Differences of this scale are reflective of the mix of units in each project and their targeted demographics. But they also seem to represent fundamentally different perspectives by each developer and their investors as to what kind of city Minneapolis is, or should become.
You can learn a bit more from this graph by viewing it in GIF form. This helps dramatize the explosion of proposals that the city has seen starting in 2018, as well as a subtle shift in attitudes towards lower parking developments over time.
5. Minneapolis is sitting on a massive backlog of work.
Despite a year of unprecedented disruptions, from the COVID pandemic to the civil unrest following the killing of George Floyd, the pace of housing project proposals in Minneapolis only increased in 2020. On one level, that fact is strong proof that people still want to live in the City of Lakes, and that big developers and financial institutions believe that demand will continue.
But there is also some evidence of a little bit of hedging. Minneapolis is sitting on an unprecedented backlog at the moment. Fifteen buildings or planned developments of over 200 proposed units have yet to break ground (although two are reportedly about to do so). Several might be dead, after a significant amount of time without movement. At least one new project will soon join the list.
Caveats aside, as it stands today, a massive 5,315 units of housing—more than Minneapolis has built in any of the past forty plus years—have been approved on paper but have yet to begin appearing in reality.
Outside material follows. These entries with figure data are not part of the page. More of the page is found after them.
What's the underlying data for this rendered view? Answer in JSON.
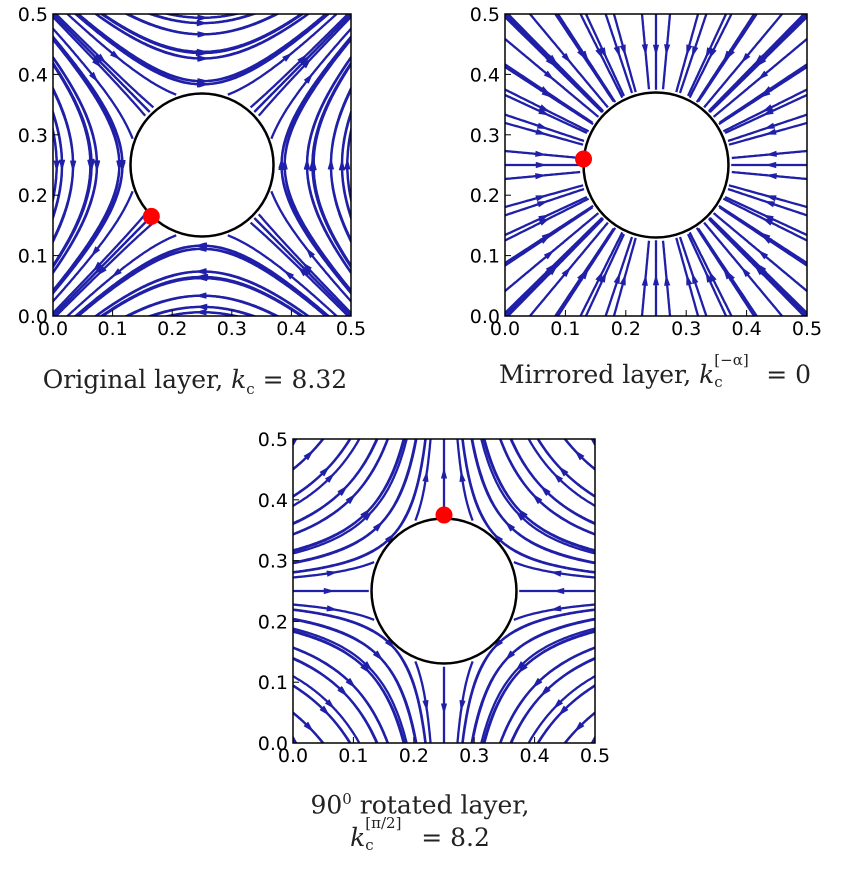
{
  "chart_data": [
    {
      "type": "streamplot",
      "panel": "original",
      "caption": {
        "text": "Original layer, ",
        "k": "k",
        "sub": "c",
        "sup": "",
        "value": "= 8.32"
      },
      "xlim": [
        0.0,
        0.5
      ],
      "ylim": [
        0.0,
        0.5
      ],
      "xticks": [
        "0.0",
        "0.1",
        "0.2",
        "0.3",
        "0.4",
        "0.5"
      ],
      "yticks": [
        "0.0",
        "0.1",
        "0.2",
        "0.3",
        "0.4",
        "0.5"
      ],
      "inclusion": {
        "cx": 0.25,
        "cy": 0.25,
        "r": 0.12
      },
      "marker": {
        "x": 0.165,
        "y": 0.165,
        "color": "#ff0000"
      },
      "stream_color": "#1f1fa8",
      "field": "hyperbolic-diagonal"
    },
    {
      "type": "streamplot",
      "panel": "mirrored",
      "caption": {
        "text": "Mirrored layer, ",
        "k": "k",
        "sub": "c",
        "sup": "[−α]",
        "value": "= 0"
      },
      "xlim": [
        0.0,
        0.5
      ],
      "ylim": [
        0.0,
        0.5
      ],
      "xticks": [
        "0.0",
        "0.1",
        "0.2",
        "0.3",
        "0.4",
        "0.5"
      ],
      "yticks": [
        "0.0",
        "0.1",
        "0.2",
        "0.3",
        "0.4",
        "0.5"
      ],
      "inclusion": {
        "cx": 0.25,
        "cy": 0.25,
        "r": 0.12
      },
      "marker": {
        "x": 0.13,
        "y": 0.26,
        "color": "#ff0000"
      },
      "stream_color": "#1f1fa8",
      "field": "radial-inward"
    },
    {
      "type": "streamplot",
      "panel": "rotated",
      "caption": {
        "line1": "90",
        "line1_sup": "0",
        "line1_rest": " rotated layer,",
        "k": "k",
        "sub": "c",
        "sup": "[π/2]",
        "value": "= 8.2"
      },
      "xlim": [
        0.0,
        0.5
      ],
      "ylim": [
        0.0,
        0.5
      ],
      "xticks": [
        "0.0",
        "0.1",
        "0.2",
        "0.3",
        "0.4",
        "0.5"
      ],
      "yticks": [
        "0.0",
        "0.1",
        "0.2",
        "0.3",
        "0.4",
        "0.5"
      ],
      "inclusion": {
        "cx": 0.25,
        "cy": 0.25,
        "r": 0.12
      },
      "marker": {
        "x": 0.25,
        "y": 0.375,
        "color": "#ff0000"
      },
      "stream_color": "#1f1fa8",
      "field": "hyperbolic-axis"
    }
  ]
}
Here’s what that list looks like:
Biggest Projects Approved, But Yet To Start Construction
- Calhoun Tower PUD — 774 units
- Expo Low Rise PUD — 574 units
- 315 Nicollet — 369 units
- 200 Central — 360 units
- 12th St Apartments — 357 units [Probably dead?]
- North Loop Green — 356 units [Possibly jeopardized by a debate over short-term-rental units, which I am not counting in this total.]
- Malcolm Yards PUD — 348 [Work has started on part of this project, but only on renovating an existing building on the site.]
- Block One — 342 units
- 240 Portland — 318 units
- Dinkytown McDonalds — 308 units
- Art and Architecture — 274 units [Probably dead?]
- Vison Loss Resources — 256 units
- Thrivent Block Phase II — 240 units [Reportedly about to break ground]
- HenCen Apartments — 229 units [Reportedly about to break ground]
- Snelling Yards — 210 units
As vaccinations ramp up across the country and the grip of the pandemic hopefully eases, we may start to see more of these stalled projects move forward. However, it seems especially foolish, after the year we’ve had, to predict the future with any confidence. At this point, it seems safe only to say that there’s a huge amount of more housing that’s planned, and a huge amount of untapped potential that still sits on drawing boards, or in the heads of people like the readers of this article. Will it come to fruition?